De acordo com comunicado oficial da Guarda Revolucionária do Irã, o militar não resistiu aos ferimentos sofridos durante o bombardeio. A morte havia sido anunciada dias antes por autoridades israelenses, que afirmaram ter realizado uma operação direcionada contra o alto comando naval iraniano.
Ataque atingiu área estratégica
O bombardeio ocorreu na cidade portuária de Bandar Abbas, base importante das forças navais iranianas. Segundo Israel, o ataque teve como alvo lideranças militares envolvidas na estratégia marítima do país.
Tangsiri era considerado uma das principais figuras da estrutura militar iraniana e liderava a Marinha da Guarda Revolucionária desde 2018. Ele teve papel central na estratégia de controle do Estreito de Ormuz, por onde passa cerca de 20% do petróleo mundial.
Nos últimos meses, o comandante ganhou protagonismo ao liderar ações de bloqueio no Estreito de Ormuz, uma medida que impactou diretamente o comércio global de energia e elevou a tensão internacional.
Especialistas apontam que ele foi responsável por consolidar a estratégia iraniana de guerra naval assimétrica, baseada no uso de drones, mísseis e embarcações rápidas para pressionar adversários na região do Golfo Pérsico.
Mesmo com a morte do comandante, a Guarda Revolucionária afirmou que manterá as operações militares e prometeu continuar atuando contra Israel e os Estados Unidos.

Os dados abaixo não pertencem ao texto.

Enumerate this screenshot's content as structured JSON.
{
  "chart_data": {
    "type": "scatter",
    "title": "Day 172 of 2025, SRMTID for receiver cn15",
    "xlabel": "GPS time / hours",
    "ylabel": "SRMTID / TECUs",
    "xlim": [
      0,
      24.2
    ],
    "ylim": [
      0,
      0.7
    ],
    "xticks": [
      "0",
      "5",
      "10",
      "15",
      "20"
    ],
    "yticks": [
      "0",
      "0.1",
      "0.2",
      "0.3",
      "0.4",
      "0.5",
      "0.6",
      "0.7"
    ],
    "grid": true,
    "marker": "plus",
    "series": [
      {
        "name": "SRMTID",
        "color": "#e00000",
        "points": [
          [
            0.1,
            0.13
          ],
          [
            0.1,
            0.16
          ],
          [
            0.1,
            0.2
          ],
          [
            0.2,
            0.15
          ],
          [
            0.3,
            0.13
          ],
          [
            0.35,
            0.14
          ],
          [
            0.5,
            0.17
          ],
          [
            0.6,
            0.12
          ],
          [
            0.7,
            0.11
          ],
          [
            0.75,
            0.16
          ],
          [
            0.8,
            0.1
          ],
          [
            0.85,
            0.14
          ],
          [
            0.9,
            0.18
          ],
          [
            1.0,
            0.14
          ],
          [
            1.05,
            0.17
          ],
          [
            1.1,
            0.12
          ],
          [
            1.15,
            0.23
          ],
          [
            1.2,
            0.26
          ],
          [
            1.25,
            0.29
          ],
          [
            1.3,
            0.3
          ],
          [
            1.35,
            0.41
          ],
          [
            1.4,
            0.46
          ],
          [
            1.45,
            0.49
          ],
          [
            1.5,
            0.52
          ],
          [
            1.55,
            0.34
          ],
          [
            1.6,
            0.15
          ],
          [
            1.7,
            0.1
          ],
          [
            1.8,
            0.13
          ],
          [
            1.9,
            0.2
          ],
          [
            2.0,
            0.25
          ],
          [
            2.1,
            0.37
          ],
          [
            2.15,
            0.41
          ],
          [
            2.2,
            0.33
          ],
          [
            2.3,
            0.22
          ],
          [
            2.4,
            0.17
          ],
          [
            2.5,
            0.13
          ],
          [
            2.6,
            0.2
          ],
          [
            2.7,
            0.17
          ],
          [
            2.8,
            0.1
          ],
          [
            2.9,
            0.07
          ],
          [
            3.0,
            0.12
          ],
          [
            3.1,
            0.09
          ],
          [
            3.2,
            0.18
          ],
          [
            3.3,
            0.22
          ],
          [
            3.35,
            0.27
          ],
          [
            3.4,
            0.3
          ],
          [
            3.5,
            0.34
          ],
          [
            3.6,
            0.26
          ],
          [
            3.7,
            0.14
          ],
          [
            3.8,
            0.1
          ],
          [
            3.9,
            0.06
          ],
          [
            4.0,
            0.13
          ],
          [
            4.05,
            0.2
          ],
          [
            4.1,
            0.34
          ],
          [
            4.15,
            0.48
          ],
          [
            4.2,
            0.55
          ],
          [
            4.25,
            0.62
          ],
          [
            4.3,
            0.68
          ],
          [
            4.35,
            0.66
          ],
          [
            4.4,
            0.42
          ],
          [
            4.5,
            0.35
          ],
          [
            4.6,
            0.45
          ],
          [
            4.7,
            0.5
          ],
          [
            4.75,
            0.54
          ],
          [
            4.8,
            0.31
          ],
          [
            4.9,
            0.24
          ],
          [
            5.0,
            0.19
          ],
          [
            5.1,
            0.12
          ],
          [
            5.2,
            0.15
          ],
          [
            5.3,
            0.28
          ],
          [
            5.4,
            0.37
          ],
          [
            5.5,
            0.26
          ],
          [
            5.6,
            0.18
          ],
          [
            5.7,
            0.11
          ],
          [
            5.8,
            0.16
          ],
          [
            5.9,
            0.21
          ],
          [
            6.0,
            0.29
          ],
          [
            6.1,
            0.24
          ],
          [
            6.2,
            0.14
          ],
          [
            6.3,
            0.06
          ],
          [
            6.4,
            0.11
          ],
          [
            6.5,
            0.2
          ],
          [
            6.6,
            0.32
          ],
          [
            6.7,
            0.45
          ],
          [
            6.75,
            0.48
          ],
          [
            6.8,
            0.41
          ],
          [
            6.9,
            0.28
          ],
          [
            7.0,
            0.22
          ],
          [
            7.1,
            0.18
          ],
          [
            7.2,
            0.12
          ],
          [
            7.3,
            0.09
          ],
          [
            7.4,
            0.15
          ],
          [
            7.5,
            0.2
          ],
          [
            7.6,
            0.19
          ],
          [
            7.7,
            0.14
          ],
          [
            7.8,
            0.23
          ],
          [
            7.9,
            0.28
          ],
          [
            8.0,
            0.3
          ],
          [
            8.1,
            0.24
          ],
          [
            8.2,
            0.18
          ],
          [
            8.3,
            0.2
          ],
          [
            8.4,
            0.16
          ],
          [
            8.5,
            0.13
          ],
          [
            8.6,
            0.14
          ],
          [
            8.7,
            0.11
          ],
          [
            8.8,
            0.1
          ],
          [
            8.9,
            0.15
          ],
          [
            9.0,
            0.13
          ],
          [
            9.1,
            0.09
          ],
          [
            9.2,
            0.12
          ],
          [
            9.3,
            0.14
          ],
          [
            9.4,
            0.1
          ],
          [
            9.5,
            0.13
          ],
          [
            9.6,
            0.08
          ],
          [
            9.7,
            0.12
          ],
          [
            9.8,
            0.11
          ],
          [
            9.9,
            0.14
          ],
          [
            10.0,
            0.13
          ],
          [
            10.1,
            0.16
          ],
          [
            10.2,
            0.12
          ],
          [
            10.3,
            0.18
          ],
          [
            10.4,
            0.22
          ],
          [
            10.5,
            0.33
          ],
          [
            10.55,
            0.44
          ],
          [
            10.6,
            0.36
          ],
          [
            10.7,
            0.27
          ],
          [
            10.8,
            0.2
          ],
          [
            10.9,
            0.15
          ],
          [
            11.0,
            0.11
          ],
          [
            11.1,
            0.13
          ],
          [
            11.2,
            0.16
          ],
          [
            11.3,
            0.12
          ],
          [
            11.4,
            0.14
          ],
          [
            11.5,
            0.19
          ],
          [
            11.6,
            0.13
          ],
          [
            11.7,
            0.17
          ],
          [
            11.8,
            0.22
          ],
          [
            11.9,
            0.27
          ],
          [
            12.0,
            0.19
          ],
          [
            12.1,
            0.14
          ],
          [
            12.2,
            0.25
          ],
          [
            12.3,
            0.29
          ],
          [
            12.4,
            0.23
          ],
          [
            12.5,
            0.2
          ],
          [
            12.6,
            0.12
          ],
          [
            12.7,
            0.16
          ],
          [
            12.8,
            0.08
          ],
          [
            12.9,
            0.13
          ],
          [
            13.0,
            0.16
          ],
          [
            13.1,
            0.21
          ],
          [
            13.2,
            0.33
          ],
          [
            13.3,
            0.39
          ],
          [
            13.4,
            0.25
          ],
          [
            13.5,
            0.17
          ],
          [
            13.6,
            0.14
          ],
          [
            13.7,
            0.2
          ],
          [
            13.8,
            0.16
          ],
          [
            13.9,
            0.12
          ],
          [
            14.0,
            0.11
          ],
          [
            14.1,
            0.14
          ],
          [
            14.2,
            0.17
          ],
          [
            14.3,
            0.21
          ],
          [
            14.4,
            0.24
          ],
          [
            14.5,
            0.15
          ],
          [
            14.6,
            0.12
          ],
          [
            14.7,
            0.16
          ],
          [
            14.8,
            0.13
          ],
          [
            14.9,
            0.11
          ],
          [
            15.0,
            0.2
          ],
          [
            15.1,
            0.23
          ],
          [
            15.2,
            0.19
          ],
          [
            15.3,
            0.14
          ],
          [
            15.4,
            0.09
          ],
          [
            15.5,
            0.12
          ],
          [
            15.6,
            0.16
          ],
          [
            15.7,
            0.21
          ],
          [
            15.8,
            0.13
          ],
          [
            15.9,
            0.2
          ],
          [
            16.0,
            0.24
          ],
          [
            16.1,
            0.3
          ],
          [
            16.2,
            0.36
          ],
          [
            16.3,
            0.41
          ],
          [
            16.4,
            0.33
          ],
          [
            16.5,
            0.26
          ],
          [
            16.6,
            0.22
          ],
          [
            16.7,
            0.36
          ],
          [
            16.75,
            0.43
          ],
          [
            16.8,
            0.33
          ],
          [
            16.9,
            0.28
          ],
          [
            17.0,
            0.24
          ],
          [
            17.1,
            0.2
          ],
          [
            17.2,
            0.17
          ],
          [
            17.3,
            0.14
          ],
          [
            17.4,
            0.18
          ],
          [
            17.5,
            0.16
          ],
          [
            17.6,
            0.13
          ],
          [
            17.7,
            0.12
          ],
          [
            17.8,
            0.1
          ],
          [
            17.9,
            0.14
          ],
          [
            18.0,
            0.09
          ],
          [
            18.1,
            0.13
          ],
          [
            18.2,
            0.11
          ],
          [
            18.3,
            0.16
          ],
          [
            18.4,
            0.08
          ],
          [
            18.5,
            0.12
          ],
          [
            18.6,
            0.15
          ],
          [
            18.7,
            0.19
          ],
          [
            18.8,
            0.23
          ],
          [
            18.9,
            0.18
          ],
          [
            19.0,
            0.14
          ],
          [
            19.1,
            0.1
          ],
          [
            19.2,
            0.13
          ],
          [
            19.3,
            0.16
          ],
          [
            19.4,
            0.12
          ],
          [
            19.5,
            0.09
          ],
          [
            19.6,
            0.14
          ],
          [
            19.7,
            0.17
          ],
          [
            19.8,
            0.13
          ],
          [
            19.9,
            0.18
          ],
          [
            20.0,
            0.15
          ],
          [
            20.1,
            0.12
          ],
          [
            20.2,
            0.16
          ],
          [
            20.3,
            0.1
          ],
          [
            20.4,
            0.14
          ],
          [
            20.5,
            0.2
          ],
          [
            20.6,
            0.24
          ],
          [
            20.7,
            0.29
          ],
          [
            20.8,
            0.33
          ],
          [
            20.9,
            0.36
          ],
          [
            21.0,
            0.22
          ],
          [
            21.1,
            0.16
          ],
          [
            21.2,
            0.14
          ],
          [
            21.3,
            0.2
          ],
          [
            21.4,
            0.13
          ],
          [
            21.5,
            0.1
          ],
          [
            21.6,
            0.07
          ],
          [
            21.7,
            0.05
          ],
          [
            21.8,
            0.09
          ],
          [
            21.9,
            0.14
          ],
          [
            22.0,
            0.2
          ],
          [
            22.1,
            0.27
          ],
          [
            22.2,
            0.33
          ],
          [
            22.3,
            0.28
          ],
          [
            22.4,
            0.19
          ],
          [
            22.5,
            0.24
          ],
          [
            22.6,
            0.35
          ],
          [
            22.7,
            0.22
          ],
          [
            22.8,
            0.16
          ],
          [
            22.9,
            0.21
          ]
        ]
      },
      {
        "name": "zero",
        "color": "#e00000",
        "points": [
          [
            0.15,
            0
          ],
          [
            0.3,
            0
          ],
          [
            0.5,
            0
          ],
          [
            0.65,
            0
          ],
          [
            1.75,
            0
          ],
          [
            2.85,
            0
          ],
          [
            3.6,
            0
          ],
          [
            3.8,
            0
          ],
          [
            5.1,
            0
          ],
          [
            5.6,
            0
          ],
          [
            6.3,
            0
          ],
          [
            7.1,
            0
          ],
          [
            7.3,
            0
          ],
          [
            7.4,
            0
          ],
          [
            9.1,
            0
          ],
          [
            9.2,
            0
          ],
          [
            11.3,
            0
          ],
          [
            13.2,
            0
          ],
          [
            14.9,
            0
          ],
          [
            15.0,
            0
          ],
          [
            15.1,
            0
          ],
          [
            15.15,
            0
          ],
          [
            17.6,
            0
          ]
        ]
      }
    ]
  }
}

Em nota, a força classificou Tangsiri como um “comandante corajoso” e indicou que sua atuação fazia parte de uma estratégia mais ampla de defesa e retaliação na região.
Escalada no Oriente Médio
A morte de Tangsiri ocorre em meio à intensificação do conflito iniciado recentemente no Oriente Médio, marcado por ataques diretos entre forças israelenses, iranianas e aliados.
Nos últimos dias, operações militares têm atingido instalações estratégicas e lideranças de alto escalão, aumentando o risco de uma escalada ainda maior do conflito e de impactos no mercado global, especialmente no setor de energia.